Which brings us neatly to the issue of the new Programme for Government and how its aspirations and hostages to fortune are to be financed. It’s a weighty document – 156 pages, 16 chapters and an executive summary – but is conspicuously lacking in how its lengthy wish list could be financed. The document was drawn up having regard in the first instance to the prior Fine Gael /Fianna Fail agreement and then after negotiations with and attempts to bring on board various groups of independents, only some of whom seem to have bitten. The result is academically interesting as a lengthy check list of first world issues which we would all like to see addressed on the assumption of virtually unlimited resources and an ability to “freeze” certain issues while action is taken on others.

There are vague commitments to soak the high earners (who else?) – in order to “ensure the tax system remains fair and progressive” – an aim somewhat undermined by “not indexing personal tax credits and bands”. It promises further crackdowns and sanctions on cigarette smuggling and fuel laundering, and a commitment to improve “tax compliance.” There are also measures, parcelled up as altruistic “key public health interventions,” to increase duty on alcohol and cigarettes ( we are to be “tobacco free” by 2025, surely a fiscal oxymoron) and to tax “sugar sweetened drinks.”

All this is hardly the stuff to bring in the extra €6.75 billion promised for public services by 2021, let alone suffice to phase out the detested USC. And this is before investment in water and the many small print undertakings in the programme are factored in. Some hope is attached to an extra €4 billion available for capital investment apparently following a “redefinition” by the European Commission of Ireland’s “structural balance” which may help on the investment side. With fiscal limits now set by Brussels, it’s going to take particularly favourable economic developments over the coming years to generate the fiscal space just to tread water.

There’s a reality here that requires addressing. While health, housing, homelessness, crime and the curate’s egg nature of the extent of economic recovery were the main issues in the election, Irish Water was indicative, indirectly, of what is becoming a chronic issue in politics here – the unwillingness of the public to pay for the services they demand. The Left (5.5% of the vote) and Sinn Fein (13.8%) have cleverly stoked resentment about austerity while demanding more and better welfare payments and services to be financed from some limitless pot of gold accessed by punitive income and wealth taxes on those defined as wealthy as well as hiking corporation taxes.
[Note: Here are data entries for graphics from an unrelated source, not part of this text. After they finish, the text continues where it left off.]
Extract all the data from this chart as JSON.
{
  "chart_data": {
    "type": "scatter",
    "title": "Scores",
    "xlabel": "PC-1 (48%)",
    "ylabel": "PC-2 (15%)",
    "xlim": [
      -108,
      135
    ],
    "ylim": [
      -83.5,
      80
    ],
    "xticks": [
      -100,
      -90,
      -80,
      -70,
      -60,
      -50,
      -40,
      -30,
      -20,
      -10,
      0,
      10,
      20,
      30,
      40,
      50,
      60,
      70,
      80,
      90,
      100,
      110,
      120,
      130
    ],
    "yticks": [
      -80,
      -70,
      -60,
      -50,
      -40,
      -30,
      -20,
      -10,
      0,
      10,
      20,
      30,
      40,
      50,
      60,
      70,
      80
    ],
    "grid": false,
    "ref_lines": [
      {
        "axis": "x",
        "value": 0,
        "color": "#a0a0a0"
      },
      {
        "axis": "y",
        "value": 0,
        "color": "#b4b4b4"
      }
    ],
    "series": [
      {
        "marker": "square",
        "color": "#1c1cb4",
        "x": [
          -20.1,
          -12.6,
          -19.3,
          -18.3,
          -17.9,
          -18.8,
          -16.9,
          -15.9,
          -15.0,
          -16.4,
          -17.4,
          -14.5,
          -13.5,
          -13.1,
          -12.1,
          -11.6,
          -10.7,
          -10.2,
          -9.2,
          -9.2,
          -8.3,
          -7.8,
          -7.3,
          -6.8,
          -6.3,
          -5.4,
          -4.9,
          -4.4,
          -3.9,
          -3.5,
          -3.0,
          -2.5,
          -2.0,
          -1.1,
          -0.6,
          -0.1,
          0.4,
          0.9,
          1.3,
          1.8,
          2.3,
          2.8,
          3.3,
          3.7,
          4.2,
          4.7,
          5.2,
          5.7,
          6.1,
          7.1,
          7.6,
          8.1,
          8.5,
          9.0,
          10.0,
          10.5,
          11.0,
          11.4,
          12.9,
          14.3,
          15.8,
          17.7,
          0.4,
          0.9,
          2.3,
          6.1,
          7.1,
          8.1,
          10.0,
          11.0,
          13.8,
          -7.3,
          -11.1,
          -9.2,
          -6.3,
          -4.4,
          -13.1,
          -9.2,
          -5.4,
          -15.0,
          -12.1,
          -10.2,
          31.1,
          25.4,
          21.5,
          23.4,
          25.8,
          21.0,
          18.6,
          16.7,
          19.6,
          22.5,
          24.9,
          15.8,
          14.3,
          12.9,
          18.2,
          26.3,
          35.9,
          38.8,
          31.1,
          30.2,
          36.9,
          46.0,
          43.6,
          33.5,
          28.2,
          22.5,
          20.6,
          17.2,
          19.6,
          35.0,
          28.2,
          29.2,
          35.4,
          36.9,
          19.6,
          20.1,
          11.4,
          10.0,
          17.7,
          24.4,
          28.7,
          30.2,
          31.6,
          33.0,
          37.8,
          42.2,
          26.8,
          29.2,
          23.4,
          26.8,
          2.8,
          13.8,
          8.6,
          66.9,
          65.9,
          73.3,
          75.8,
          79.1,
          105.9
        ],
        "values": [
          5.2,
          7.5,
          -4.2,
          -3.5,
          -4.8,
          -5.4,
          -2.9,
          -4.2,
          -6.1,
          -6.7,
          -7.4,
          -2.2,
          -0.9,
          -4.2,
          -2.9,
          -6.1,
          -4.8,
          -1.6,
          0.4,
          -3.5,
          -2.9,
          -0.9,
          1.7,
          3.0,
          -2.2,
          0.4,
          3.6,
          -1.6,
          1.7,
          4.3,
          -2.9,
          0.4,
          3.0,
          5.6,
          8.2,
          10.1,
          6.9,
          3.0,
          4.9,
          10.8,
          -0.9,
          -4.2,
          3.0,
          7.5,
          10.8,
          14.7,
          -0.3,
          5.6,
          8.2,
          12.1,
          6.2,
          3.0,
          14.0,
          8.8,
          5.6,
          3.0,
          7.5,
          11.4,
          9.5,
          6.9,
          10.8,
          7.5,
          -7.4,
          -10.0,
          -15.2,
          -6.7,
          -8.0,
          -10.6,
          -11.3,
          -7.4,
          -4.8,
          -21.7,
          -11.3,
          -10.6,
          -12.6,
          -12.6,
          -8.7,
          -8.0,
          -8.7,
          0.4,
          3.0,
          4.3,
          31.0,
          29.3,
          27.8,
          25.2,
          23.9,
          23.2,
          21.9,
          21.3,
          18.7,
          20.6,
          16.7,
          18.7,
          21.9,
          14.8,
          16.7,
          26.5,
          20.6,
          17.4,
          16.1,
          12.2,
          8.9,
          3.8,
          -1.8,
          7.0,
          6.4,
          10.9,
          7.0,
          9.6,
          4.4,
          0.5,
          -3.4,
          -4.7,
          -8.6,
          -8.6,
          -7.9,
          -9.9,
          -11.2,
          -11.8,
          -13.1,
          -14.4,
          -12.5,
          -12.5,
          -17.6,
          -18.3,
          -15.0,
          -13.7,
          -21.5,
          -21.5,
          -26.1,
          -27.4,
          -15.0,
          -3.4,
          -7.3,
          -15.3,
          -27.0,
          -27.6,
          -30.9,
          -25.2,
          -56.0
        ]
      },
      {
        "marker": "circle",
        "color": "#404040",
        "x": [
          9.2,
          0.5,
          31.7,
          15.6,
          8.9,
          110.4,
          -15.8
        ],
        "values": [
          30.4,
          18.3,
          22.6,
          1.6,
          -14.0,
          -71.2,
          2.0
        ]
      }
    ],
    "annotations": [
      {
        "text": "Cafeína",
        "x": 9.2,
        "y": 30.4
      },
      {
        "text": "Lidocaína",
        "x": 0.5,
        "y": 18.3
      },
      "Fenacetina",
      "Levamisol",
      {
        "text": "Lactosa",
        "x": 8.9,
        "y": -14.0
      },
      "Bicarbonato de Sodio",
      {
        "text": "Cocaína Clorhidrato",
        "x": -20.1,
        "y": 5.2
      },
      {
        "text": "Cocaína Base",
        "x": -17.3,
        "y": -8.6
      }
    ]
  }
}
While this is manifestly unrealistic, the Programme has bought into some of this at least in its wish list.

Quite how the first Hundred Days of the government – in which much has been promised – will pan out is unclear and it’s as well to remember how the original Hundred Days ended. The housing and homeless morass will require years to sort out and a banana skin may be in the offing here as the number of house repossessions seems set to rise dramatically. Ditto the structural problems in the health service.

Overall, given budgetary constraints the scope for any initiative is limited and the government would seem fated for however long it lasts to continue the general approach of its predecessor, with effectively the independents who have bought in replacing Labour. Its duration will depend on its ability to negotiate some minor matters to keep the Dail happy and on having enough political nous and antennae to avoid calamities like Irish Water. Yet Enda Kenny remains as Taoiseach and may well prove as difficult to dislodge as Haughey. Remarkable.